Having emulated various views of Willy Lott’s cottage and the Mill, only with my bike in the foreground, I considered Constable done for the morning, and carried on clockwise round the Painters Trail to Manningtree and Dedham.
That was the home of Alfred Munnings (1878–1959), who got rich painting horses for the upper class in bright colours, as if someone has overdone a Photoshop saturation filter; his house and studio is now a museum, though it was closed for the winter when I passed.
Alf became pres of the Royal Academy, but it all went wrong in 1949. Emboldened by a few ports too many, his after-dinner speech slagged off modernism and boasted that he and Churchill – who was sitting next to him, and presumably was no stranger to the cognacs himself – would go round and kick Picasso and Cézanne “in the something somethings”.

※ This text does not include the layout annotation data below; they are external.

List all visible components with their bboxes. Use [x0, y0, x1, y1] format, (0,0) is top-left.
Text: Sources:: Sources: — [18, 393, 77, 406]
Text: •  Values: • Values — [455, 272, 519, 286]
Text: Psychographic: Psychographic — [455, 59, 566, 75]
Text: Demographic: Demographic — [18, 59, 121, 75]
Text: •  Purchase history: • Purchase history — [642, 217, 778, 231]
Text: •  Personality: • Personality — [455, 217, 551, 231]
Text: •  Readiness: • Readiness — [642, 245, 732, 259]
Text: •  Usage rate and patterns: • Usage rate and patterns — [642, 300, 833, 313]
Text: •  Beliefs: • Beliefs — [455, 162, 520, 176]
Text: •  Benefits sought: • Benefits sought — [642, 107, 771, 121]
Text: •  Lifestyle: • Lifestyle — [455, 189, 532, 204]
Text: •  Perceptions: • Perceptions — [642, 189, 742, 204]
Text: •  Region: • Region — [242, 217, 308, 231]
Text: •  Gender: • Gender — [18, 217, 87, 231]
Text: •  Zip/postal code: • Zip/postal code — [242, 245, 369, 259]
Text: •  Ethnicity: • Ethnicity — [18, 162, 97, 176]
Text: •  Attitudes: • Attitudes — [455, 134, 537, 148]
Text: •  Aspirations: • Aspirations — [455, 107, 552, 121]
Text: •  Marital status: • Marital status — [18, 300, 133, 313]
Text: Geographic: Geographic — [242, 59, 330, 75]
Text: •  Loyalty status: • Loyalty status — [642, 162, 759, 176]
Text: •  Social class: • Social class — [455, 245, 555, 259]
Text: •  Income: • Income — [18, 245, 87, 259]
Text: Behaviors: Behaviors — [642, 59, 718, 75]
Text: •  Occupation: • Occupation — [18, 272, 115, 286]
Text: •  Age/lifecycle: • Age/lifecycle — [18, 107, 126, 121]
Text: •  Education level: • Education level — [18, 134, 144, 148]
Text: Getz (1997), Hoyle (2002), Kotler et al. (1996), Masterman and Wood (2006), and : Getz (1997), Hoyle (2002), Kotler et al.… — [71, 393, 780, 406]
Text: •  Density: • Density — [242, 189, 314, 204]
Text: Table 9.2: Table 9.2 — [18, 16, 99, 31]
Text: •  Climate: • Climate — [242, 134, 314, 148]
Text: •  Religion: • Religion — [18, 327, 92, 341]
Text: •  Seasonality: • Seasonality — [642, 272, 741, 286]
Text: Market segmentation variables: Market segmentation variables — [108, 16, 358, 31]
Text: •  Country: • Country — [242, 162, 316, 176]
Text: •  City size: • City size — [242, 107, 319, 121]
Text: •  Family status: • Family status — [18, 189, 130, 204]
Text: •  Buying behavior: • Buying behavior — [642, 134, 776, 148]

Unfortunately for Alf, his speech went out on the radio, and for many art lovers confirmed the RA’s reputation as stuffy, behind the times, and snobbish.
I followed the Trail on lovely untrafficked back lanes, and a few just-about-OK bits of bridleway. It’s well thought out. I passed dozens of pretty half-timbered houses, cottages and farmsteads in liquorice-allsort colours: black and white, caramel and black, yellow and black, orange and black.
I also passed a Mini with its front wheels half-submerged in a roadside bog, as if it had been imitating that amphibious hay wain. It was either crashed or clumsily parked, but temporarily abandoned either way. And I went past a few water works that looked like art-deco power stations; goodness knows what progress-sceptic Alf made of those.
After a lot of laney views of the Stour Valley, rolling in gentle green waves up or down in the middle distance, I got to Sudbury. This was the birthplace of Thomas Gainsborough (1727–1788), mainly known as a portraitist to the toffs. His home is now a museum, which I’d visit tomorrow; but just outside Sudbury, on the way in through Bulmer Tye, is a tantalising glimpse of one of his most famous works. Mr and Mrs Andrews depicts the landowner pair with their territory laid out behind them.
The pair don’t come off well in Gainsborough’s stealthy skewering of the snooty privileged. Mr A sneers at us, eyebrows arched like an upper-class Tory MP lecturing the poor on how to survive on fifty pee a day, his gun cocked ready to bully you off his land. Mrs A, seated, has the smug grin of the gold-digger who’s struck lucky and ain’t gonna share none of it with you. An empty space is on her lap, left unfinished by Tom for an unknown reason. What would have gone there? A baby? A pet rabbit? A bunch of flowers? A book, perhaps arguing against Abolition?
Sadly, the spot where they were painted is on private property in the Auberies estate, and stern warnings make it clear to keep out. But maybe that’s appropriate.
Before heading to my Airbnb, I had a couple of beers and a burger in Wetherspoon. I can just imagine what Mr and Mrs A would have thought of that idea.